JDIの売り上げの8割はスマホ向け。韓国サムスンディスプレイが中小型高精細液晶を中国で年間数千万枚単位で外販する計画を打ち出しているため、「今後1年間で(液晶価格は)2割程度下がる」とアナリストは見ている。中国経済は明らかに減速しており、JDIの思惑通り売り上げが推移するかどうかは不透明だ。
JDIは液晶市場の需要変動が激しいことから、16年3月期から年間業績予想の開示を見送ることにした。ただ、辞任する大塚社長は「連結売上高1兆円は見えてきた」と強気の発言を5月13日の決算発表でした。唯一、公表した数字は15年4~6月の第1四半期の営業利益で20億円という予想。7月以降は「四半期ごとに100億円規模の利益を出せる」(西康宏執行役員)とし、期末に初の配当を実施する考えだという。

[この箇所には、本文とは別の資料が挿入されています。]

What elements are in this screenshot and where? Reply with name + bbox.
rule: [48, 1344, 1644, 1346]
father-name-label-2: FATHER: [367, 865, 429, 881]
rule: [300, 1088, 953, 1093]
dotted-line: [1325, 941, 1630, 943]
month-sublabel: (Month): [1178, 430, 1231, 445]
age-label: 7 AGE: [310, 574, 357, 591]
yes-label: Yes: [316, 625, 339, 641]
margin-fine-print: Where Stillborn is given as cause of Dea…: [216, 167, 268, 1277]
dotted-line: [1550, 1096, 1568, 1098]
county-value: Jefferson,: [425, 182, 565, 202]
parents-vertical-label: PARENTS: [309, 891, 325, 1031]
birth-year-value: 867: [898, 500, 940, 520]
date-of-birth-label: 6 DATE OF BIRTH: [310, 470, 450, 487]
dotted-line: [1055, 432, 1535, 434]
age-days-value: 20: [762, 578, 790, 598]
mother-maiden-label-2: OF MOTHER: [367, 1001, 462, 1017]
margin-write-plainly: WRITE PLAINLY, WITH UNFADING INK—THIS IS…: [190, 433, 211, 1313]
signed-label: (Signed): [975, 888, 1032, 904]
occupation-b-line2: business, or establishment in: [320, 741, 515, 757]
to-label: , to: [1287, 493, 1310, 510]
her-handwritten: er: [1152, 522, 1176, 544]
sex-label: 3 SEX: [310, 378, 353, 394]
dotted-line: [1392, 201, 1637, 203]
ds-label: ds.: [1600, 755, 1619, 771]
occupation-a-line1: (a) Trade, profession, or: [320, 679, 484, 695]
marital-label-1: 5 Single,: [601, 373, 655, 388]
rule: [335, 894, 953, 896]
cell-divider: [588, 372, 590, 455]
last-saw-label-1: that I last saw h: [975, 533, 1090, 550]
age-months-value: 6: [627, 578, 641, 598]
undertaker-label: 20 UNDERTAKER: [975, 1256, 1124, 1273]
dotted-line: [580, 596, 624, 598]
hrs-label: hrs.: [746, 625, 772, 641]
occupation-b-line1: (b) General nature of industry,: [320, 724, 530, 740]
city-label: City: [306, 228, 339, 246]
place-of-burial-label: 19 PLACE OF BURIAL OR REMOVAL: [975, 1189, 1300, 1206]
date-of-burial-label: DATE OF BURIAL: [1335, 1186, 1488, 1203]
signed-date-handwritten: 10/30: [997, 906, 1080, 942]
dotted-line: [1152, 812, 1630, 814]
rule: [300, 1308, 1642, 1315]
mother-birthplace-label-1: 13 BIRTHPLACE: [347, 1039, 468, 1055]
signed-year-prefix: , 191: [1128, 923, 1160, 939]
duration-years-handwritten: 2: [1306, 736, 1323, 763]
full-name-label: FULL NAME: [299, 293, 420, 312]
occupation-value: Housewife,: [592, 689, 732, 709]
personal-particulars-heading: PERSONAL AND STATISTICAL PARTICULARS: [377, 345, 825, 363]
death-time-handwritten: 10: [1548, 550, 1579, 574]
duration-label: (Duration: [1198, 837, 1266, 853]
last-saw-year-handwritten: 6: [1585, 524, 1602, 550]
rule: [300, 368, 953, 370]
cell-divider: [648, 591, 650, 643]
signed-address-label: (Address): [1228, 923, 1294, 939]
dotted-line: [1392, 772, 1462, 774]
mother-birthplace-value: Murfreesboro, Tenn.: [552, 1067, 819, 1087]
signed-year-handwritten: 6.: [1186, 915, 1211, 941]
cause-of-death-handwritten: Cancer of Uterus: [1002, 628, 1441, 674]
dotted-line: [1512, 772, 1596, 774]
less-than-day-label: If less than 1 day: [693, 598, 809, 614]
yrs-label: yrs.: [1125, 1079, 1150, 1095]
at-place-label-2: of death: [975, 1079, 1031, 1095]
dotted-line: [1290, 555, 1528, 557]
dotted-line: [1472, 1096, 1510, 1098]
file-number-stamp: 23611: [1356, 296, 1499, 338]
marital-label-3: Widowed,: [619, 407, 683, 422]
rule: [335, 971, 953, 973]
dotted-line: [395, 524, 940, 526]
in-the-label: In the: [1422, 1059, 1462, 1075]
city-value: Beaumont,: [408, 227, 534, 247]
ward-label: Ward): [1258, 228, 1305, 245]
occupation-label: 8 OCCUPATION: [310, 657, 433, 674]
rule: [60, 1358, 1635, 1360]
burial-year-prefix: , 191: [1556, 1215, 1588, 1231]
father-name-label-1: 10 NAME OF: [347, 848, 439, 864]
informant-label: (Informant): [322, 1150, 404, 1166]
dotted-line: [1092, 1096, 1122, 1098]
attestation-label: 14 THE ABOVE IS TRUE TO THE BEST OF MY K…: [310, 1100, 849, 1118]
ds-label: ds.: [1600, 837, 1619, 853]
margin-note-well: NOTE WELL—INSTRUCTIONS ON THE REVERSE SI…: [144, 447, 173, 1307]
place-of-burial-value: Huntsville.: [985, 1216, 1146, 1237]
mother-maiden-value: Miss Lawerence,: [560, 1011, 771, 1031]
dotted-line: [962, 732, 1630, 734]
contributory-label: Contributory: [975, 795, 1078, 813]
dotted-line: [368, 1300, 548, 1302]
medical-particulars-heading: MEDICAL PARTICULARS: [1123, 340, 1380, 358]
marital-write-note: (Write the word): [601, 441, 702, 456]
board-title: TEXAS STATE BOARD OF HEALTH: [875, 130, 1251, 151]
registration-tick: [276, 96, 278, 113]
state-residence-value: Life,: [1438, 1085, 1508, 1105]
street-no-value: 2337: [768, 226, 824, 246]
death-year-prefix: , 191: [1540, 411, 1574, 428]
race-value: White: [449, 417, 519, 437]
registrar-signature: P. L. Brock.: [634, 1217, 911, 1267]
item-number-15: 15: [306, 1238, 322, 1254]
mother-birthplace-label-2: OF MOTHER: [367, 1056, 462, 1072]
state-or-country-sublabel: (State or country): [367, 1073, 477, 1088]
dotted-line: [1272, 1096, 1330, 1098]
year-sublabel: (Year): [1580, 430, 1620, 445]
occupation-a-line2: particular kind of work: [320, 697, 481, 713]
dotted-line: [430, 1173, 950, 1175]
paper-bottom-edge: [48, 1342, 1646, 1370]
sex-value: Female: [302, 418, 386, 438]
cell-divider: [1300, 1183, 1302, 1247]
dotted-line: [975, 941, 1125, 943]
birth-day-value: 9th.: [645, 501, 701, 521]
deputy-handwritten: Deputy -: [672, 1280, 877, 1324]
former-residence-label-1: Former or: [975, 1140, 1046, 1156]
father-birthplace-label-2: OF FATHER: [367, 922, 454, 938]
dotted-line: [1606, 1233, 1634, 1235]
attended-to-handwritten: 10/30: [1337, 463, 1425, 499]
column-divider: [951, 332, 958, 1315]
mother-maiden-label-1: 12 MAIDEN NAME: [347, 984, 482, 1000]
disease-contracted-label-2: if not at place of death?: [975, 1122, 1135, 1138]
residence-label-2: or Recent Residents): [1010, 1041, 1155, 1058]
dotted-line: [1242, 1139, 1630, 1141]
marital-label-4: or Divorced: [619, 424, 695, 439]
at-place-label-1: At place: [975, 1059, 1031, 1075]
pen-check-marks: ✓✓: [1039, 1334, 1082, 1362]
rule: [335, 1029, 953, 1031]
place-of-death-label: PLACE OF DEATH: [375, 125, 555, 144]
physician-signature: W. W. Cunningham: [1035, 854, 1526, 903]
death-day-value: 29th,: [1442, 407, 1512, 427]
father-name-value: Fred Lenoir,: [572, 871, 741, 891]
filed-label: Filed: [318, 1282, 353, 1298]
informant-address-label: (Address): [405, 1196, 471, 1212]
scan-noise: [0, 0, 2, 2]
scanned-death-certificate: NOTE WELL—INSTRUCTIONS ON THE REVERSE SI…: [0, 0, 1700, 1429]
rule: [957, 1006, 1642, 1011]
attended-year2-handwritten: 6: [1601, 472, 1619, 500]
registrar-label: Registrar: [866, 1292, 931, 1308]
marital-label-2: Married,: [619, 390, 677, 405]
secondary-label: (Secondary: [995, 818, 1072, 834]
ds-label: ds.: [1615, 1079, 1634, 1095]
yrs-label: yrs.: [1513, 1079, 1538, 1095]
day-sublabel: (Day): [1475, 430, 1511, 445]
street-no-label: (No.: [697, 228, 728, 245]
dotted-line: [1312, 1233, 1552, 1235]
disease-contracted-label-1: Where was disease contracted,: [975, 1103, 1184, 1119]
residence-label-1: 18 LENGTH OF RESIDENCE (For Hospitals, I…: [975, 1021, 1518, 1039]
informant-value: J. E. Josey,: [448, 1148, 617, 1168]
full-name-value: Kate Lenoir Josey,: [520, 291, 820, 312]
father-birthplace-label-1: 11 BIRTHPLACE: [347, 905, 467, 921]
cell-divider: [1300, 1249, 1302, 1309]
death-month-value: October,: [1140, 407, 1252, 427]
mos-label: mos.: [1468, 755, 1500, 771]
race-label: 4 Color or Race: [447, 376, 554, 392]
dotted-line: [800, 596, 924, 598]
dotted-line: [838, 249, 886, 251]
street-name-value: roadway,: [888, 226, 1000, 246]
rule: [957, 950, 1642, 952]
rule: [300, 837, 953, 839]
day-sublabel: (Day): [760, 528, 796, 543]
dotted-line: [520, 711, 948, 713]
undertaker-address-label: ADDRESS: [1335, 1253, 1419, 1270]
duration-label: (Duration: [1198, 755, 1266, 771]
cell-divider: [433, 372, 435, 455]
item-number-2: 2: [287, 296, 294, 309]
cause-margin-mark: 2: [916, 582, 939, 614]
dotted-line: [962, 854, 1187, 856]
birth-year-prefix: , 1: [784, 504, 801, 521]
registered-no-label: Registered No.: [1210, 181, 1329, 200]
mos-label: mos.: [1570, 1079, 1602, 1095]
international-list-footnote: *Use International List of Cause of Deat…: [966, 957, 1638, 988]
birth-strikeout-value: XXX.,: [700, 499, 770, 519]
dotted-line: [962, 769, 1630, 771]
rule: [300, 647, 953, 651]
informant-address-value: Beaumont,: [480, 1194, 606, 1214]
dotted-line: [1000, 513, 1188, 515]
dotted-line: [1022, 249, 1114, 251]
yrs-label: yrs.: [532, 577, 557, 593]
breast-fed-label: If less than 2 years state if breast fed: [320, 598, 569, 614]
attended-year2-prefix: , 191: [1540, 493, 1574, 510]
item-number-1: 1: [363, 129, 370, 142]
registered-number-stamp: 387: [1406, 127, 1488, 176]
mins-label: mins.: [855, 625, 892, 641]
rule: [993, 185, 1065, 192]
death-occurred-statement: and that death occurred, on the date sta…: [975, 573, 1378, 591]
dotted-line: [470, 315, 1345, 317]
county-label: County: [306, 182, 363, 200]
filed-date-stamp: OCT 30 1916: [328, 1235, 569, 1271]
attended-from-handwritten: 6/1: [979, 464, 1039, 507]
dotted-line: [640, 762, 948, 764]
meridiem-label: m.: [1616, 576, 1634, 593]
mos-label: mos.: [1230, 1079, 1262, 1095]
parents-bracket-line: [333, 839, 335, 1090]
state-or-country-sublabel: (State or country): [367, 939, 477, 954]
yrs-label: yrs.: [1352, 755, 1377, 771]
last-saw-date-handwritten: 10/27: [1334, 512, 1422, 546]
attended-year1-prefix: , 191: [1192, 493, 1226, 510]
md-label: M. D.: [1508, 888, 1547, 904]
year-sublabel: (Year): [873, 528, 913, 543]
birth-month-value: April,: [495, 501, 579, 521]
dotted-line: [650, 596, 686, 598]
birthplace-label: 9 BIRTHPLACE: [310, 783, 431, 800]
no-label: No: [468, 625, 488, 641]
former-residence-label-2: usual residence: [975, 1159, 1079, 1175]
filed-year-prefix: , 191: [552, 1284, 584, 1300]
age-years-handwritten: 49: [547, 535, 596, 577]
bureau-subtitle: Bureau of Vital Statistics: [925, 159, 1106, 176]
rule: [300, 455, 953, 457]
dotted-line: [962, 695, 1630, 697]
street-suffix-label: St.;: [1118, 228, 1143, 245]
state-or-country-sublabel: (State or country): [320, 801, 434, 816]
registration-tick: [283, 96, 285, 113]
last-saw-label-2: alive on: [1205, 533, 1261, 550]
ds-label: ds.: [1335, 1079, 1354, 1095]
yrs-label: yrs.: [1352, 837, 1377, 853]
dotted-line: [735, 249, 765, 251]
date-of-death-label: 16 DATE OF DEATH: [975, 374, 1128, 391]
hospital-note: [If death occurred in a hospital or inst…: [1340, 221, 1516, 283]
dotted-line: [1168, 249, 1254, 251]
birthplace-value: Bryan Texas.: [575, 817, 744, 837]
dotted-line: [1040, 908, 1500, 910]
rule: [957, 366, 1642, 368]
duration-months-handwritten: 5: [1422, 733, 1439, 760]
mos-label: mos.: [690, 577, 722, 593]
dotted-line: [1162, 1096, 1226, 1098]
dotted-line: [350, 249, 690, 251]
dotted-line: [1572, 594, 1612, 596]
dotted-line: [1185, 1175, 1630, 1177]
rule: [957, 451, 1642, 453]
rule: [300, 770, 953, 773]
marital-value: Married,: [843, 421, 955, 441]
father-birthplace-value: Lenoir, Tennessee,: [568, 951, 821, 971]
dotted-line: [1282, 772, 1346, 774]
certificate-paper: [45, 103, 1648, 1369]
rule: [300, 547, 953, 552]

だが、この第1四半期の予想に関しても、外資系証券会社アナリストは「見栄えが悪い」と辛口の評価を下している。
今後の成長を占うカギ
調査会社ディスプレイサーチの調査によると、14年の中小型液晶パネルの世界シェアトップ3は韓国LGディスプレー(18.1%)、JDI(16.0%)、シャープ(15.6%)。中小型液晶業界は中国勢、台湾勢が台頭してきており、乱売合戦が激しい。